Si ride a denti stretti nell'Italia di oggi

L Ospite 2 Bkvj1Nl
L'ospite: Daniele Parisi in una scena

Duccio Chiarini è portatore di una comicità che nasconde un lato amaro, un mix di battute aspre e fulminanti, retaggio toscano, e di improvvisi capovolgimenti nelle azioni e situazioni. Alcune sequenze de L'ospite, come l'inseguimento a bordo di un auto elettrica per scoprire se Chiara ha un altro o le scaramucce tra i genitori di Guido e le notti insonni del padre a causa del russare della moglie, hanno quasi il sapore di una slapstick comedy, ma le risate si concentrano soprattutto nella prima parte del film (nella cui scrittura si sente a tratti lo zampino di Roan Johnson, coautore della sceneggiatura con Chiarini, Marco Pettenello e Davide Lantieri). Nella seconda parte, però, il discorso si fa più personale, la risposta di Guido alla crisi assume contorni inediti, il protagonista è costretto a crescere, a fare scelte che ne condizioneranno il futuro per trovare una felicità su misura.

L Ospite Locarno 4
L'ospite: Duccio Chiarini a Locarno 71

La precarietà sentimentale come conseguenza della precarietà lavorativa? A prima vista sembrerebbe proprio di sì. Chiara, storica dell'arte costretta a fare la guida turistica per mantenersi, intravedere nel trasferimento in Canada un'opportunità per realizzarsi nel lavoro, cosa che in Italia non le è riuscita. Il letterato Guido persegue la via dell'insegnamento universitario in attesa del miraggio dell'assegno di ricerca. La loro incapacità di progettare un futuro e dei figli deriva da questa precarietà occupazionale. Se volgiamo lo sguardo oltre scopriamo, però, che anche le altre coppie, con figli e situazioni più stabili, sono altrettanto confuse. L'incapacità di prendere decisioni e assumersi impegni sembra ormai penetrata nel DNA dei quarantenni contemporanei come un male generazionale. Di fatto solo i genitori di Guido, nonostante gli scontri e le incompatibilità, riesco a trovare un modo per riavvicinarsi, abituati come sono a "non buttare via tutto come si fa oggi".
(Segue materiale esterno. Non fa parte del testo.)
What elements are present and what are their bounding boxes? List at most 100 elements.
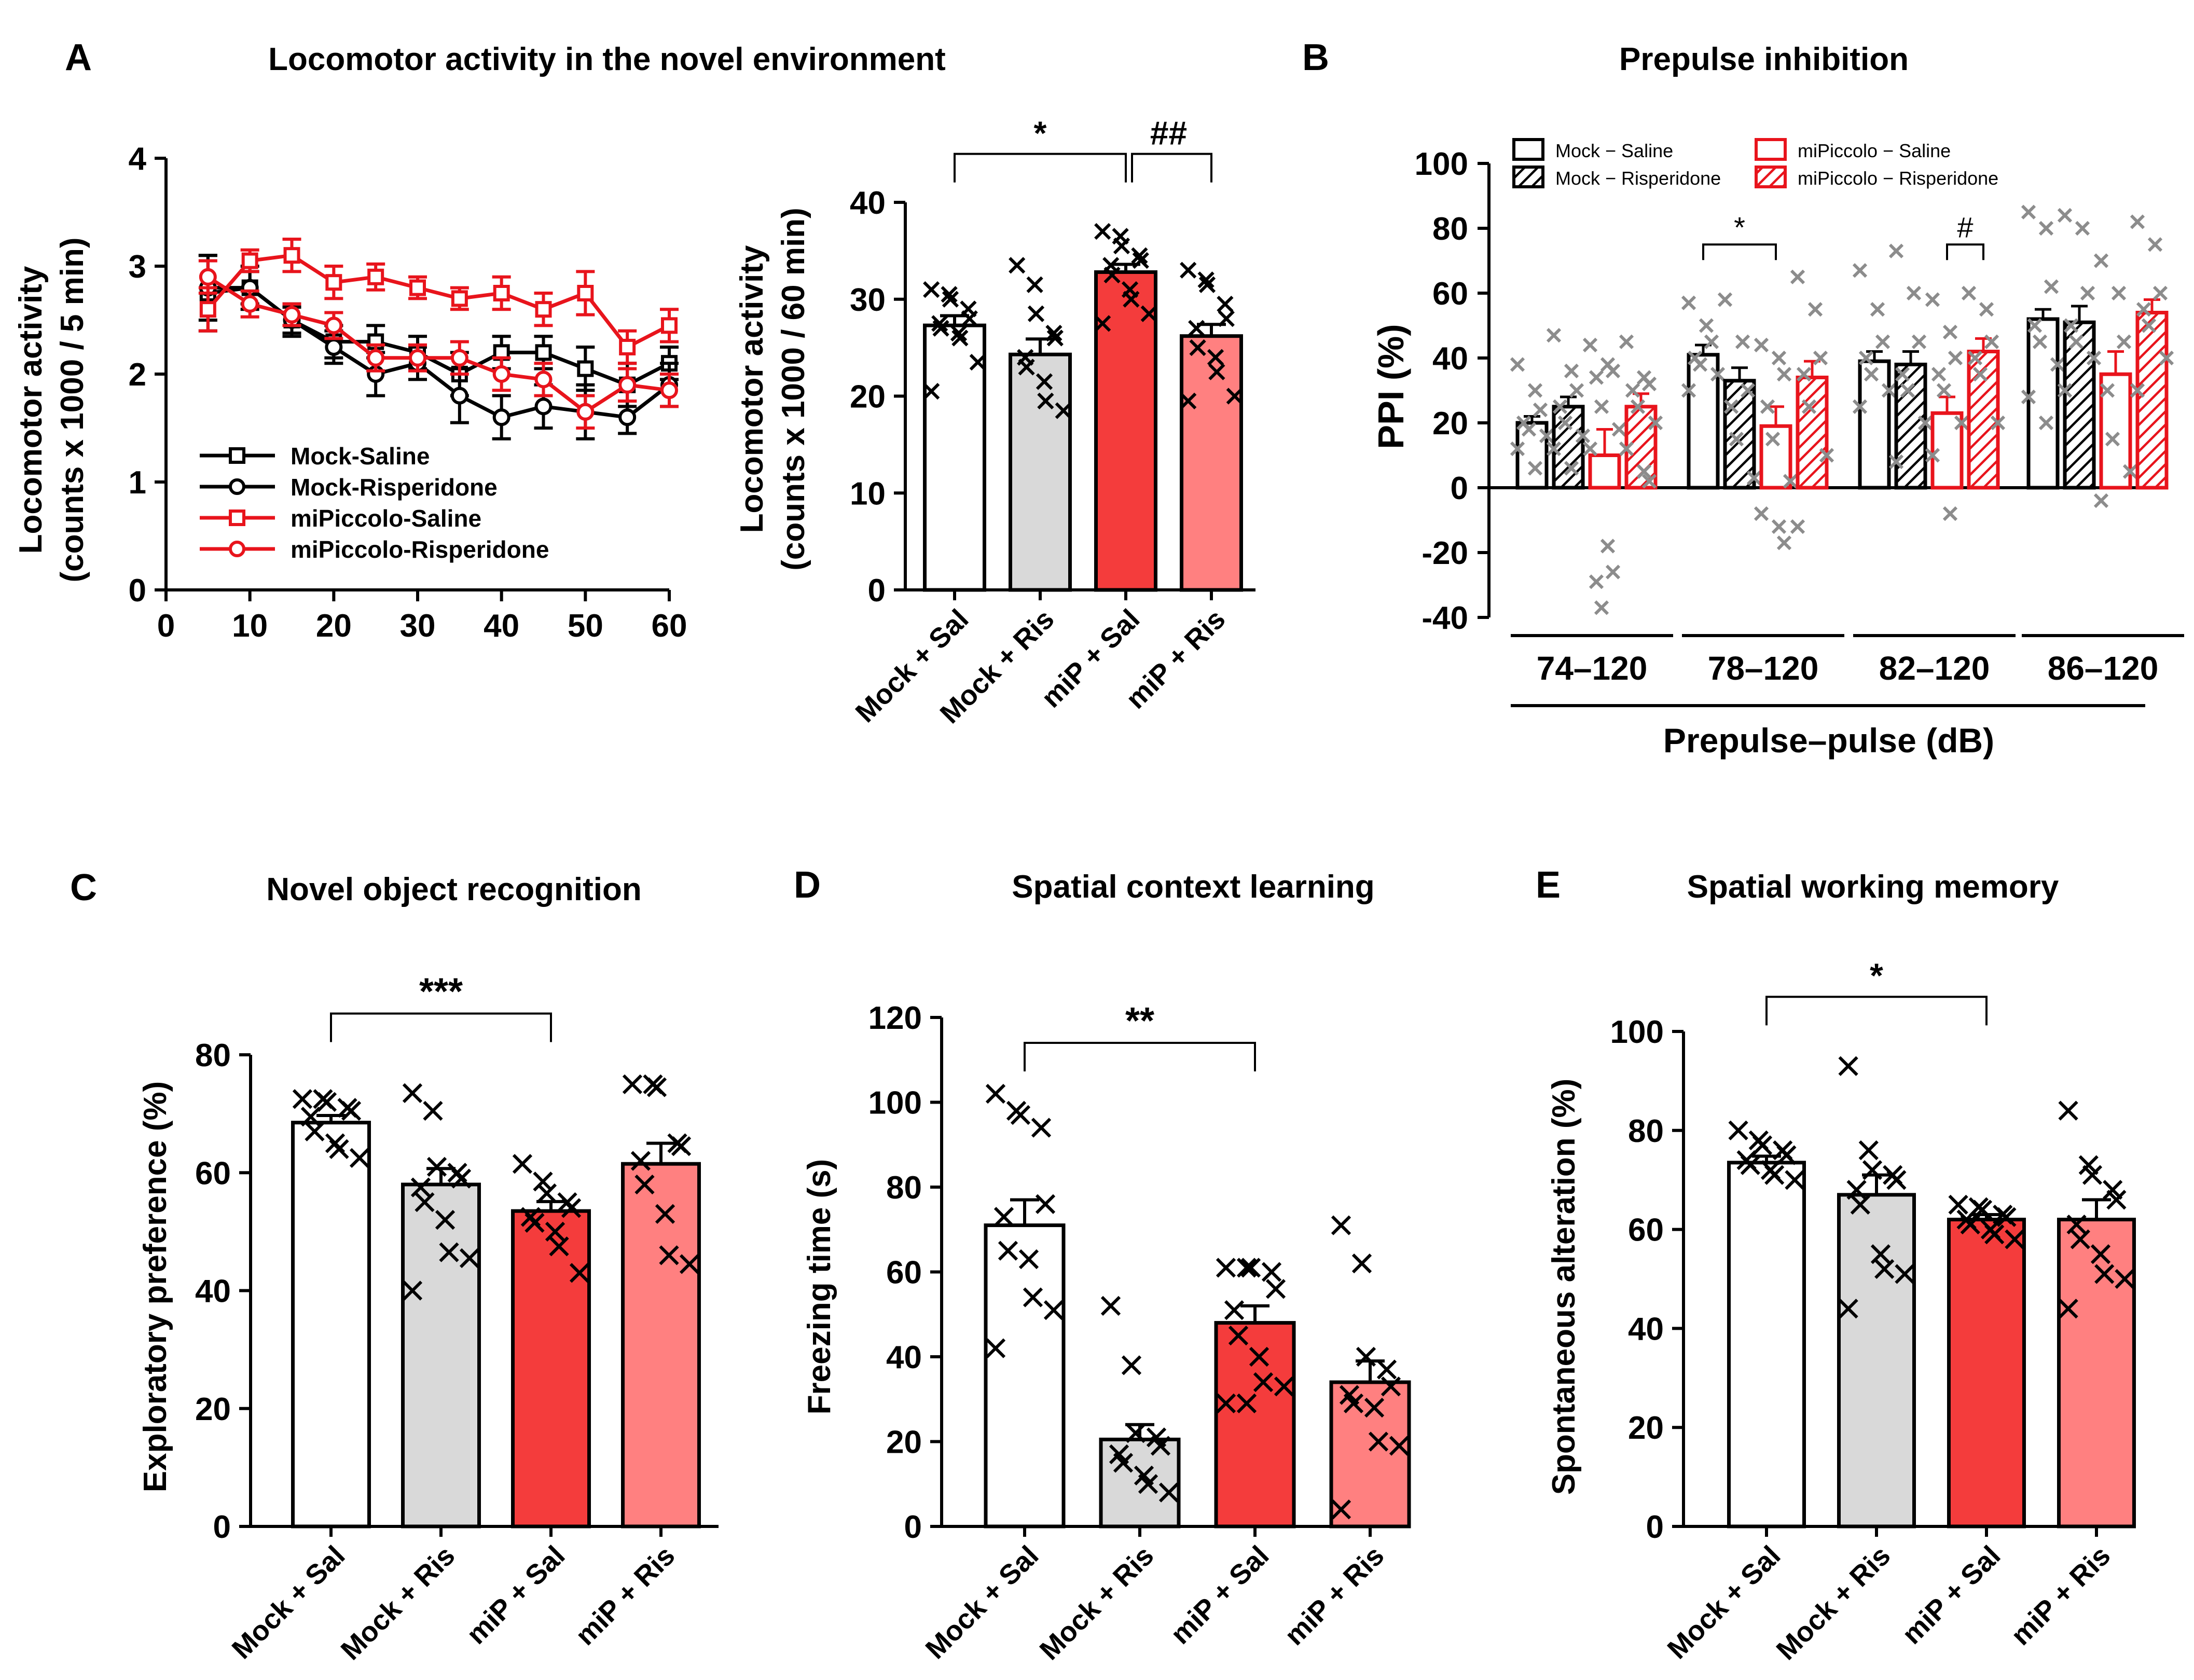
- data-point: [2130, 214, 2145, 229]
- data-point: [634, 1174, 655, 1195]
- y-axis-label: Spontaneous alteration (%): [1546, 1079, 1582, 1495]
- data-point: [409, 349, 426, 367]
- bar: [1687, 353, 1720, 490]
- data-point: [1846, 1180, 1867, 1200]
- significance-label: #: [1957, 211, 1973, 243]
- data-point: [1925, 448, 1940, 463]
- data-point: [1236, 1393, 1257, 1414]
- data-point: [679, 1254, 700, 1274]
- panel-title-b: Prepulse inhibition: [1619, 42, 1909, 77]
- data-point: [1625, 383, 1640, 398]
- error-bar: [2144, 298, 2160, 313]
- data-point: [1253, 1372, 1274, 1393]
- data-point: [1594, 399, 1609, 414]
- data-point: [659, 1245, 679, 1265]
- data-point: [1819, 448, 1834, 463]
- data-point: [1249, 1346, 1270, 1367]
- data-point: [1564, 461, 1579, 476]
- panel-title-d: Spatial context learning: [1012, 869, 1374, 905]
- data-point: [1630, 399, 1646, 414]
- significance-label: **: [1125, 1000, 1154, 1042]
- data-point: [671, 1136, 692, 1156]
- y-tick-label: 0: [129, 573, 146, 609]
- error-bar: [1010, 1198, 1039, 1225]
- data-point: [951, 329, 969, 347]
- data-point: [283, 247, 300, 264]
- data-point: [1954, 415, 1969, 431]
- data-point: [1870, 302, 1885, 317]
- bar: [401, 1182, 481, 1528]
- data-point: [439, 1242, 459, 1262]
- legend-label: Mock-Risperidone: [291, 474, 498, 501]
- y-tick-label: 0: [868, 573, 886, 609]
- data-point: [618, 408, 637, 426]
- data-point: [1539, 428, 1554, 444]
- panel-label-d: D: [794, 864, 821, 906]
- data-point: [1546, 328, 1562, 343]
- panel-label-a: A: [65, 37, 92, 78]
- data-point: [1754, 337, 1769, 353]
- data-point: [1948, 350, 1963, 366]
- data-point: [1886, 1170, 1907, 1190]
- data-point: [1960, 1214, 1980, 1235]
- data-point: [1569, 383, 1584, 398]
- data-point: [409, 279, 426, 296]
- error-bar: [1768, 405, 1784, 426]
- legend-marker: [229, 478, 245, 495]
- y-tick-label: 4: [129, 141, 147, 177]
- x-tick-label: 50: [568, 608, 603, 644]
- significance-label: ##: [1150, 115, 1187, 152]
- y-axis-label: Exploratory preference (%): [137, 1081, 173, 1492]
- data-point: [367, 349, 385, 367]
- panel-b-chart: B Prepulse inhibition PPI (%) Prepulse–p…: [1302, 37, 2184, 760]
- data-point: [300, 1107, 321, 1127]
- data-point: [1936, 383, 1952, 398]
- data-point: [2058, 1100, 2078, 1121]
- group-label: 82–120: [1879, 650, 1990, 687]
- data-point: [1765, 432, 1781, 447]
- y-tick-label: 0: [904, 1509, 922, 1545]
- data-point: [1138, 1474, 1158, 1494]
- data-point: [2116, 334, 2132, 349]
- data-point: [1226, 388, 1243, 405]
- data-point: [1582, 441, 1598, 457]
- data-point: [1018, 359, 1035, 376]
- data-point: [1351, 1254, 1372, 1274]
- panel-d-chart: D Spatial context learning Freezing time…: [794, 864, 1411, 1666]
- data-point: [993, 1207, 1014, 1227]
- data-point: [2086, 350, 2102, 366]
- y-tick-label: 3: [129, 249, 146, 285]
- data-point: [985, 1084, 1006, 1104]
- significance-label: *: [1034, 115, 1047, 152]
- legend-marker: [229, 509, 245, 526]
- y-tick-label: 30: [850, 282, 886, 318]
- x-tick-label: 40: [484, 608, 519, 644]
- bar: [1009, 352, 1072, 592]
- error-bar: [2082, 1198, 2111, 1220]
- legend-label: miPiccolo − Saline: [1798, 140, 1951, 161]
- bar: [1796, 376, 1829, 490]
- data-point: [2068, 334, 2084, 349]
- data-point: [1771, 519, 1787, 534]
- data-point: [1125, 1423, 1146, 1443]
- data-point: [1740, 383, 1756, 398]
- bar: [984, 1223, 1066, 1528]
- data-point: [1261, 1262, 1282, 1282]
- data-point: [2130, 383, 2145, 398]
- bar: [923, 323, 986, 592]
- group-label: 78–120: [1708, 650, 1819, 687]
- data-point: [534, 397, 553, 416]
- data-point: [1881, 383, 1897, 398]
- data-point: [1906, 285, 1922, 301]
- data-point: [1240, 1258, 1261, 1278]
- data-point: [1636, 464, 1652, 479]
- y-axis-label: Freezing time (s): [802, 1159, 837, 1415]
- data-point: [1681, 295, 1696, 310]
- data-point: [2093, 493, 2109, 508]
- data-point: [1381, 1376, 1401, 1397]
- data-point: [459, 1248, 480, 1269]
- legend-label: miPiccolo-Risperidone: [291, 536, 549, 563]
- data-point: [535, 301, 552, 318]
- data-point: [1611, 422, 1627, 437]
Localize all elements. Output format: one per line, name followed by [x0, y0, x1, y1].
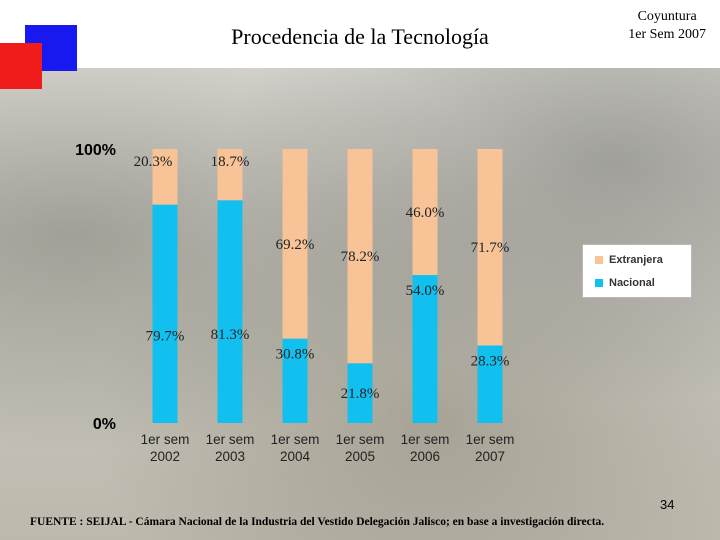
bar-nacional-0 — [152, 204, 178, 423]
legend-swatch-nacional — [595, 279, 603, 287]
x-tick-label-3-line1: 1er sem — [336, 432, 385, 447]
data-label-nacional-2: 30.8% — [276, 347, 315, 363]
legend-swatch-extranjera — [595, 256, 603, 264]
x-tick-label-4-line2: 2006 — [410, 449, 440, 464]
data-label-extranjera-1: 18.7% — [211, 154, 250, 170]
data-label-nacional-1: 81.3% — [211, 327, 250, 343]
legend-item-nacional: Nacional — [595, 277, 655, 289]
data-label-nacional-3: 21.8% — [341, 386, 380, 402]
legend-label-nacional: Nacional — [609, 277, 655, 289]
chart-legend: Extranjera Nacional — [582, 244, 692, 298]
coyuntura-line-1: Coyuntura — [637, 9, 697, 24]
red-square-decoration — [0, 43, 42, 89]
data-label-extranjera-5: 71.7% — [471, 240, 510, 256]
data-label-nacional-4: 54.0% — [406, 283, 445, 299]
x-tick-label-5-line1: 1er sem — [466, 432, 515, 447]
x-tick-label-3-line2: 2005 — [345, 449, 375, 464]
coyuntura-label: Coyuntura 1er Sem 2007 — [628, 8, 706, 44]
bar-extranjera-2 — [282, 149, 308, 339]
x-tick-label-0-line1: 1er sem — [141, 432, 190, 447]
data-label-extranjera-3: 78.2% — [341, 249, 380, 265]
bar-extranjera-3 — [347, 149, 373, 364]
bar-nacional-1 — [217, 200, 243, 423]
x-tick-label-2-line2: 2004 — [280, 449, 311, 464]
bar-extranjera-5 — [477, 149, 503, 346]
y-tick-label-0: 0% — [93, 416, 116, 433]
y-tick-label-100: 100% — [75, 142, 116, 159]
source-footer: FUENTE : SEIJAL - Cámara Nacional de la … — [30, 516, 605, 528]
bar-extranjera-1 — [217, 149, 243, 201]
legend-label-extranjera: Extranjera — [609, 254, 663, 266]
x-tick-label-1-line1: 1er sem — [206, 432, 255, 447]
data-label-nacional-5: 28.3% — [471, 353, 510, 369]
x-tick-label-4-line1: 1er sem — [401, 432, 450, 447]
x-tick-label-2-line1: 1er sem — [271, 432, 320, 447]
page-number: 34 — [660, 497, 675, 512]
data-label-extranjera-4: 46.0% — [406, 205, 445, 221]
bar-extranjera-0 — [152, 149, 178, 205]
x-tick-label-0-line2: 2002 — [150, 449, 180, 464]
data-label-nacional-0: 79.7% — [146, 329, 185, 345]
x-tick-label-1-line2: 2003 — [215, 449, 245, 464]
bar-nacional-2 — [282, 338, 308, 423]
bar-nacional-3 — [347, 363, 373, 423]
legend-item-extranjera: Extranjera — [595, 254, 663, 266]
data-label-extranjera-2: 69.2% — [276, 237, 315, 253]
coyuntura-line-2: 1er Sem 2007 — [628, 27, 706, 42]
data-label-extranjera-0: 20.3% — [134, 154, 173, 170]
x-tick-label-5-line2: 2007 — [475, 449, 505, 464]
bar-nacional-4 — [412, 275, 438, 423]
bar-extranjera-4 — [412, 149, 438, 276]
bar-nacional-5 — [477, 345, 503, 423]
slide-title: Procedencia de la Tecnología — [231, 24, 489, 49]
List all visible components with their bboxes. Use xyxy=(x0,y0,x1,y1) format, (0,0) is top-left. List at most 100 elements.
Leggi anche: Short Skin: crescere per fare l'amore o fare l'amore per crescere?

Un cast in parte per una commedia dal sapore amaro

Al d là di qualche risata sonora, la comicità che caratterizza L'ospite permea il sottotesto, riguarda la naturalezza dei confronti tra amici e il disordine mentale di Guido, che sfocia nell'ipocondria, nell'ossessione, spingendolo a rendersi ridicolo di fronte agli altri. Duccio Chiarini non forza mai la mano, non vuole far ridere a tutti i costi, preferisce far riflettere dipingendo uno spaccato generazionale che rappresenta le nostre debolezze con grande efficacia. Il merito della riuscita del film sta nella misura con cui Chiarini dirige i suoi attori, i quali si dimostrano tutti in parte, coinvolti e partecipi dei drammi dei loro personaggi. In una breve apparizione troviamo anche la carismatica Thony, già protagonista di Tutti i santi giorni di Paolo Virzì, nei panni di una cardiologa single approdata da poco a Roma, l'unica apparentemente sicura di sé e delle proprie scelte. Come a dire che il lavoro non dà la felicità, certo, ma la conquista del posto fisso contribuisce non poco alla sanità mentale di un individuo.